Things go eerily quiet and still before the California primaries. At this stage, the two major parties have discredited themselves so thoroughly that a necrotic stink wafts around the election of ’16. Who put that road-kill possum in Hillary’s podium? Why does Donald look every week more and more like a lurching Golem? The parties are rudderless. Their leaders range the decks like wailing revenants. It’s as if the mortal remains of Millard Fillmore and James Buchanan have come from the grave to eat the brains of Debbie Wasserman Schultz and Reince Priebus. The rectified essence of every zombie fantasy churned out of Hollywood seeps through the capillaries of the dying political establishment, as it stews and ferments and waits to be loaded on the garbage barge of history.
Hillary threw a “hail Mary” after the Oregon debacle, proposing that husband Bill would become some kind of economic czar in her inevitable “turn” at 1600 Pennsylvania Avenue. That’s when you knew her crusade was doomed. It raised such a snickering in the media that the sick tropes of HBO’s Veep show looked like press releases from Proctor & Gamble’s PR office in comparison. Bill did such a great job at repealing the Glass-Steagall Act, maybe this dynamic duo of lawyers (“two for the price of one!”) can work on eliminating the anti-trust laws, the First Amendment, and the writ of habeas corpus — and then America can become a fullblown banana republic.
Trump has evidently been working on that smile of his: the slitty eyes, the weird horizontal lip stretch under that baleen of head-gear, the perfect expression of his white whale-hood. The crew from the ghostly GOP Pequod still doesn’t know what the heck to do about him. They rock above the depths in their flimsy dinghies, harpoons drooping, waiting for the sea to boil below them and their boats to splinter.
That will precede a more general splintering to come of the republic, first by demographics, then by territory. The most exceptional thing about the US has been the rapidity of its rise and now fall in the roll-call of empires. We barely had time to put together a coherent culture that historians of the future (enjoying ratatouille with fresh rat by firelight) could identify, and now it’s all percolating into a dreadful maelstrom in which one catches glimpses of the Kardashians, PT Barnum, Betsy Ross, Davey Crockett, and Eleanor Roosevelt amid the detritus of broken Tupperware and flapping pages of the Affordable Care Act.
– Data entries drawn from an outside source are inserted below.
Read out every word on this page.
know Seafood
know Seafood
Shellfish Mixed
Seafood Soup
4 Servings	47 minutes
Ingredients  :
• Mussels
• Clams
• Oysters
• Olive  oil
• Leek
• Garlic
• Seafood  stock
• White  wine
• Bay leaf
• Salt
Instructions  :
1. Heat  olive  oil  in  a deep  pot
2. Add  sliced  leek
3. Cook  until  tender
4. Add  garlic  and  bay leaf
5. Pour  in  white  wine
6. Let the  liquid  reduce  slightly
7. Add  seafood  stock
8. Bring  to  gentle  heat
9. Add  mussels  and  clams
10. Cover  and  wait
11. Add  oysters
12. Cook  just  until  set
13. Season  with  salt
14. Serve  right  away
What a goddamned mess we’ve left to posterity.
Something is in the air that tells me Hillary will be dumped by the convention in Philadelphia in favor of Uncle Joe Biden, biding his time practically next door in Wilmington. Speaking of turns, isn’t it Delaware’s turn for a president? He’ll be a respectable place-holder, and he might even get elected, though the party will dissolve before he’s done, just in time for Texas to secede from the Union and set the tone for California, Oregon, and Washington State. Before you know it, the political map will look like 1861 again.
Donald Trump will be forgotten before Thanksgiving. He will leave a bizarre mental imprint on the life of the nation-that-was, something like a bad acid trip. And then the people of North America may actually have to start grappling with the problems induced by a failed banking system, population overshoot, climate instability, and the lost boundaries of social behavior.